If there is a very simple client, without the faders and the VU meters, would the traffic being handled by the server be less and the issue you are seeing with 60 to 70 plus connections go away?

softins commented 4 years ago

It may be related. I did some tests yesterday between separate client and server machines on my LAN, while monitoring the interface data rates using SNMP. I found the bandwidth usage on a server increased linearly with the number of clients, which makes sense, since it sends and receives one stream to/from each client.
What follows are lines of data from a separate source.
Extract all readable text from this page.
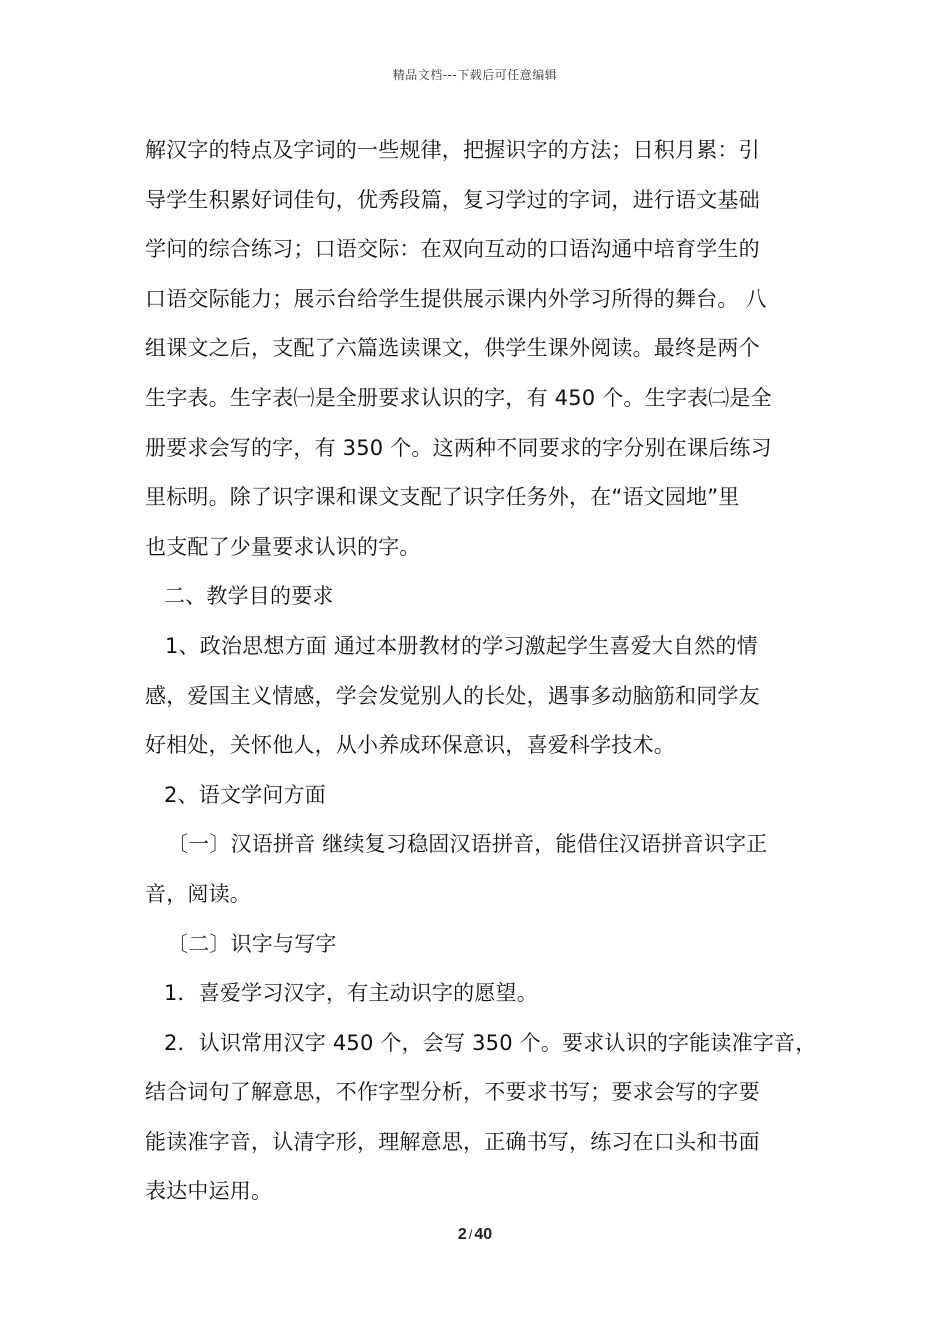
精品文档---下载后可任意编辑
解汉字的特点及字词的一些规律，把握识字的方法；日积月累：引
导学生积累好词佳句，优秀段篇，复习学过的字词，进行语文基础
学问的综合练习；口语交际：在双向互动的口语沟通中培育学生的
口语交际能力；展示台给学生提供展示课内外学习所得的舞台。 八
组课文之后，支配了六篇选读课文，供学生课外阅读。最终是两个
生字表。生字表㈠是全册要求认识的字，有 450 个。生字表㈡是全
册要求会写的字，有 350 个。这两种不同要求的字分别在课后练习
里标明。除了识字课和课文支配了识字任务外，在“语文园地”里
也支配了少量要求认识的字。
二、教学目的要求
1、政治思想方面 通过本册教材的学习激起学生喜爱大自然的情
感，爱国主义情感，学会发觉别人的长处，遇事多动脑筋和同学友
好相处，关怀他人，从小养成环保意识，喜爱科学技术。
2、语文学问方面
〔一〕汉语拼音 继续复习稳固汉语拼音，能借住汉语拼音识字正
音，阅读。
〔二〕识字与写字
1．喜爱学习汉字，有主动识字的愿望。
2．认识常用汉字 450 个，会写 350 个。要求认识的字能读准字音，
结合词句了解意思，不作字型分析，不要求书写；要求会写的字要
能读准字音，认清字形，理解意思，正确书写，练习在口头和书面
表达中运用。
2 / 40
I only went up to 21 clients, so wasn't pushing the limits - I would need more client machines than just my Raspberry Pi to really exercise the server.

However, thinking about it, the demands placed on the system by the mixing will increase by the square of the number of clients: with N clients connected, and each client having their own separate mix generated, the server will be producing N mixes, each from N streams. So as the number of clients increases, there will come a point where it quickly degrades and can't keep up. That will depend on the power of the hardware. As I understand it (I'm still trying to fully understand the code structure), there is a high priority thread that handles the audio mixing, and a lower priority thread that is responsible for handling the protocol. I don't yet know how that is affected by the multi-threading enhancements.

I'm not sure that a simpler client would reduce the traffic enough to be significant, when compared to the bandwidth consumed by the actual audio, and the N² factor on the mixing. However, I can certainly see the benefit of such a client for user friendliness, where the users do not need/want to have their own fine control of a large number of participants.

softins commented 4 years ago

Maybe for a choir kind of usage, we need some kind of architecture where there is a generic mix produced, that can be controlled by one person, but that is then sent identically to most of the clients. That would reduce both the mixing load and the technical usability burden on those users. There could still also be clients that have their own custom mix.

But these would be ideas for Jamulus V4.